J1では今季開幕から3分け3敗とリーグ戦6戦未勝利。1999年に記録した5戦を超えて23年ぶりにクラブワーストを更新した。
「リーグ戦でなかなか良い結果が出ていないですけども、われわれの目標はACLをしっかり取ること。気持ちを切り替えることが重要」。クラブ最大の目標である「アジアNo.1」の望みをつなぐことで、現状を取り巻く重い空気を払拭(ふっしょく)する。
13日には主将のMFイニエスタの呼びかけで選手間でのミーティングが開催された。DF小林は「アンドレスだけじゃなく何人かしゃべった選手はいた。みんなでもう一回まとまっていこうとなりました」と説明した。
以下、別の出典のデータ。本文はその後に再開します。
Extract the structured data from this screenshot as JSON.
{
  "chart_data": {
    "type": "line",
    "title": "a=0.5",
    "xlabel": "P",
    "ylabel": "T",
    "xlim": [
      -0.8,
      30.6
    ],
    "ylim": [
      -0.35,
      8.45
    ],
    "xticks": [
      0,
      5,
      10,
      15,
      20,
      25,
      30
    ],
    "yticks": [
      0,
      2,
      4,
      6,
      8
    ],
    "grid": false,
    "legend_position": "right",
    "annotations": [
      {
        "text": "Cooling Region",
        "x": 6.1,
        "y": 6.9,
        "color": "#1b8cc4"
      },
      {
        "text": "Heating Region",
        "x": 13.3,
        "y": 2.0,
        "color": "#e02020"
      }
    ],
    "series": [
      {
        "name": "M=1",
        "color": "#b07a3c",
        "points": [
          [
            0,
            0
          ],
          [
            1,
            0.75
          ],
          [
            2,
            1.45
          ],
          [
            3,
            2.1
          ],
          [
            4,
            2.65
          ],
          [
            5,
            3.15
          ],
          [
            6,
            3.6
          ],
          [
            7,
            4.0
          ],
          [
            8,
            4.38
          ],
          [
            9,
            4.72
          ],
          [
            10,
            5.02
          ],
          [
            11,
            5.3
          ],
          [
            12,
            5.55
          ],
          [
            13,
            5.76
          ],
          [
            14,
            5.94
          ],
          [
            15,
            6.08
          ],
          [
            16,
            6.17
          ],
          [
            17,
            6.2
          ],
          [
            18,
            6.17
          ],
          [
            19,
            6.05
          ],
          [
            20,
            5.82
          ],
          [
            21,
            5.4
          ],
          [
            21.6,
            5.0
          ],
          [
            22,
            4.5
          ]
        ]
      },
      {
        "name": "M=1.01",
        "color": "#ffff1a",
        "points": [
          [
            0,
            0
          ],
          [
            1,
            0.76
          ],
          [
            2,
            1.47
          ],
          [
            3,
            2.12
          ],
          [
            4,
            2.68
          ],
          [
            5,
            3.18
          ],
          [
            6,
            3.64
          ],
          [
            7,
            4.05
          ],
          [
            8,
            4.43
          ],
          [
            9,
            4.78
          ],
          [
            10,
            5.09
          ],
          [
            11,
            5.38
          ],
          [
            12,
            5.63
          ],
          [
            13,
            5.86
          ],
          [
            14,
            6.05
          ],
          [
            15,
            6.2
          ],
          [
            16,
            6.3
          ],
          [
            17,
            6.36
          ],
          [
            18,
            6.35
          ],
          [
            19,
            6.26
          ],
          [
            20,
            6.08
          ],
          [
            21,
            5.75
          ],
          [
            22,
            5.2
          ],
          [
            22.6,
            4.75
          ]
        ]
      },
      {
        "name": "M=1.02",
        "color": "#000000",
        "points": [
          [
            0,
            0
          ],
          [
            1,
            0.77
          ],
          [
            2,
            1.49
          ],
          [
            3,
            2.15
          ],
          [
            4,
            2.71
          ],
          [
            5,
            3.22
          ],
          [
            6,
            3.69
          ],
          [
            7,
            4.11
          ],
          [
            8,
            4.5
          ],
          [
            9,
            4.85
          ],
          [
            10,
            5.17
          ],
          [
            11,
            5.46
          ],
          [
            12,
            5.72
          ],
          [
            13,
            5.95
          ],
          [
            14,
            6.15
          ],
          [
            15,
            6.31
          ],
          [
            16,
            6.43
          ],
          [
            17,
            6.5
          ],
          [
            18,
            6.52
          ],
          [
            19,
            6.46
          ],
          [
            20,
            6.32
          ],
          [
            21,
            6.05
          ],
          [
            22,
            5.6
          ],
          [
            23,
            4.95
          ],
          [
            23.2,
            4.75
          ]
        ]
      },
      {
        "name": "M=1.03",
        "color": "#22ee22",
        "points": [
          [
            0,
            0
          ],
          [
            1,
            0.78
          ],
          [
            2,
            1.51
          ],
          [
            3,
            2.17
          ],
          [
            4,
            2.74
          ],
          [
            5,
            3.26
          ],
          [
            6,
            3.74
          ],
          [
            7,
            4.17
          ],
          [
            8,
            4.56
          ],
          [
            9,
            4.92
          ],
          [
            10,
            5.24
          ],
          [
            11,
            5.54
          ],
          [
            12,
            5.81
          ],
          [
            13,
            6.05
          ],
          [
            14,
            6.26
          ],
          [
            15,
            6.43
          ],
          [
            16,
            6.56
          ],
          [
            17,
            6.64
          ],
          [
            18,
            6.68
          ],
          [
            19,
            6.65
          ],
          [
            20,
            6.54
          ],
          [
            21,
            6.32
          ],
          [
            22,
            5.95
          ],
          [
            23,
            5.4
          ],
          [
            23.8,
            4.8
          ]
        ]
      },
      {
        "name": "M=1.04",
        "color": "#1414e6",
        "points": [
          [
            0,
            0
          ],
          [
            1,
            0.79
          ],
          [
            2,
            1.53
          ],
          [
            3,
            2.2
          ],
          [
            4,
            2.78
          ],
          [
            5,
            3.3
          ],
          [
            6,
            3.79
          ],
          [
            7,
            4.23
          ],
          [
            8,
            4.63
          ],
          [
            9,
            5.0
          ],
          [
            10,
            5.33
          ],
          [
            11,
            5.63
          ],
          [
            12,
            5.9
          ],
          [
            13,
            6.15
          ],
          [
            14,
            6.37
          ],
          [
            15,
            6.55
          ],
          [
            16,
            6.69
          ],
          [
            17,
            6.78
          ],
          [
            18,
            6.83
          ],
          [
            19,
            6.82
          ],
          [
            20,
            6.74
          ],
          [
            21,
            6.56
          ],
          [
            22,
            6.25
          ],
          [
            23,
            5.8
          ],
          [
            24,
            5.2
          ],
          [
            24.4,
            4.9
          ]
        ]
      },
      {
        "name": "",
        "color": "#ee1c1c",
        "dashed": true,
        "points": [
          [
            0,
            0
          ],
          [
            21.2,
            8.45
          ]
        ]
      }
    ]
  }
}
三浦監督も効果に期待する。「それをきっかけに良い方向にチームが進むということも当然ある。そういったものを僕も求めていた。ポジティブに捉えています」と話した。
クラブも現状を変えようと必死だ。サポーターズシート来場者先着2000人に「一致団結ハチマキ」をプレゼントすることを試合前日に緊急発表。サポーターにも一致団結を訴えた。総力を結集し、神戸が瀬戸際の一戦に向かう。